Hiçbir dayanağı olmayan bu suçlamaların “tamamen siyasi” hırsla yapılmış olduğu çok açıktı. Darbeciler yalnızca kendilerini kandırıyordu.

Geçtiğimiz günlerde Tunus mahkemesi, Raşid Gannuşi’yi “devlet güvenliğine komplo” suçlamasıyla 14 yıl hapis cezasına çarptırdı. Ne yazık ki Gannuşi hakkında verilen bu karar, 84 yaşındaki bir liderin cezaevinde ölümünü seyretmek anlamına geliyor. Gannuşi’nin akıbetinin, yine darbecilerin zindanında rahmet-i Rahman’a kavuşan Mısır Cumhurbaşkanı Muhammed Mursi ile aynı olmaması adına uluslararası girişimlerin aciliyetle hayata geçirilmesi büyük önem taşıyor.
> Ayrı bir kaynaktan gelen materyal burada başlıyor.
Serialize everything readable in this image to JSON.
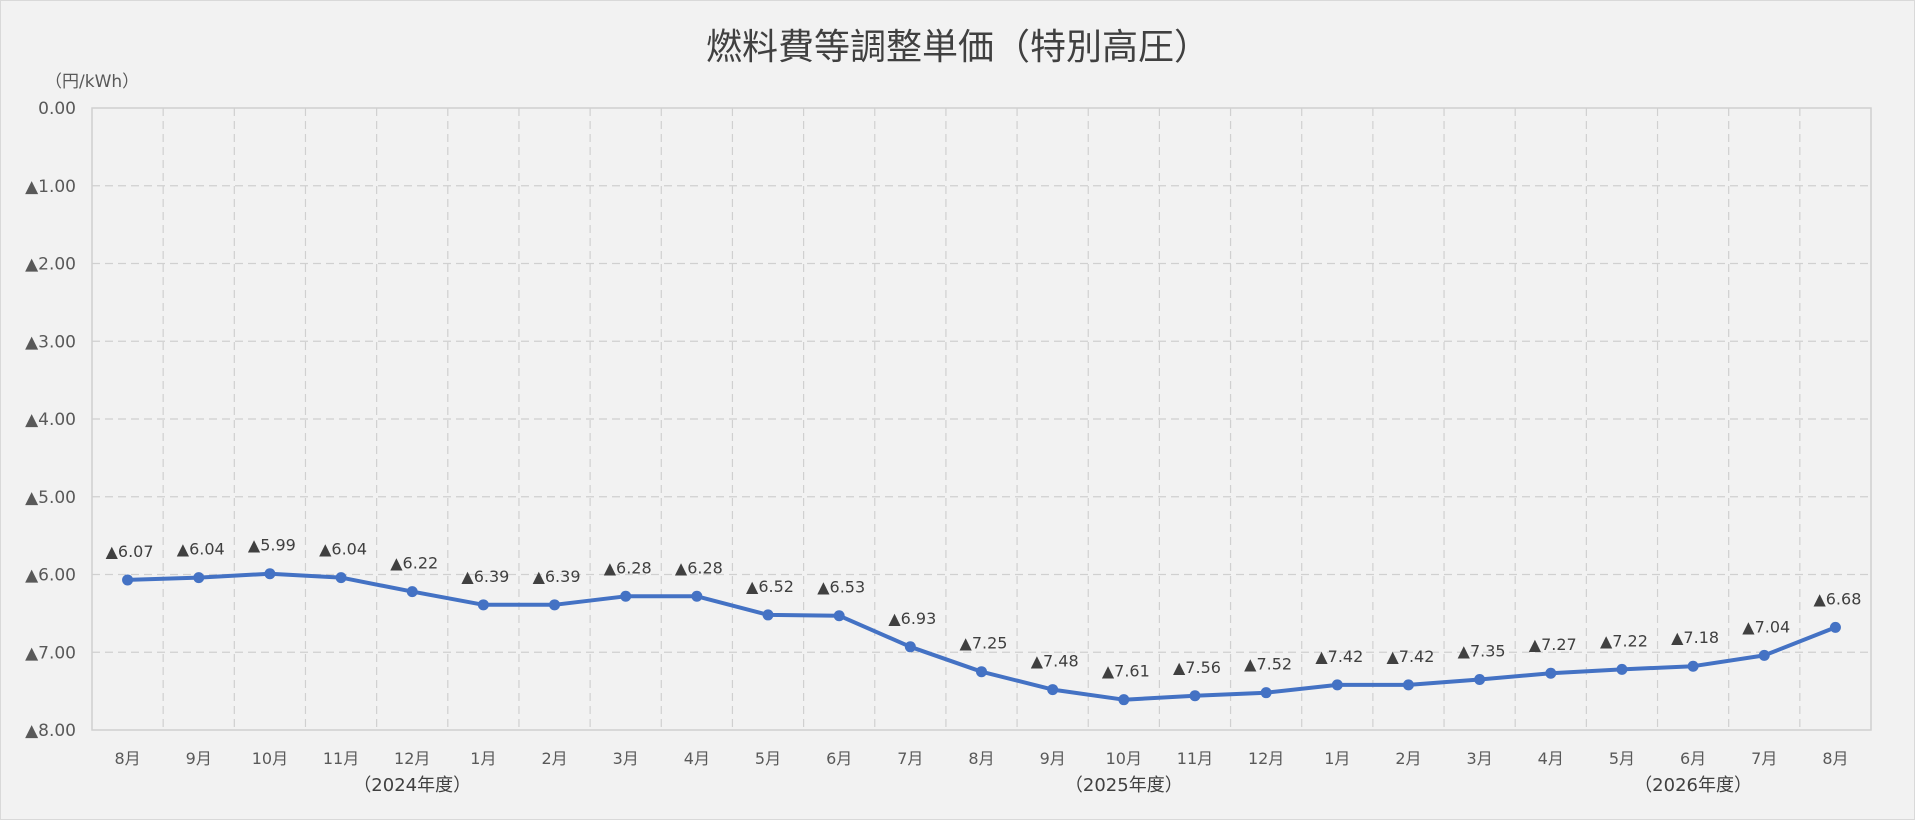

Ülkesine ve insanlığa faydalı işler üretmiş, asla şiddete bulaşmamış/bulaştırmamış, dış güçlerin Tunus’la ilgili planlarının figüranı olmayı reddetmiş Gannuşi gibi önemli bir ismin içine düşürüldüğü durum, İslam âlemi adına fevkalade hazindir. Gazze’de süren soykırımlar, katliamlar ve açlık krizi karşısında çok kötü bir sınav veren Müslüman ülkelerin idarecileri, bu vurdumduymazlıkla devam ettiği sürece, ne Tunus darbeye uğrayan son İslam ülkesi ne de Gannuşi cezaevinde ölüme terk edilen son Müslüman lider olacak. Güncel küresel krizlerin tam odağında yer alan İslam dünyası, sorumluluklarını hakkıyla yerine getirebilmek adına acilen silkelenmek ve üzerindeki ölü toprağını atmak mecburiyetindedir.”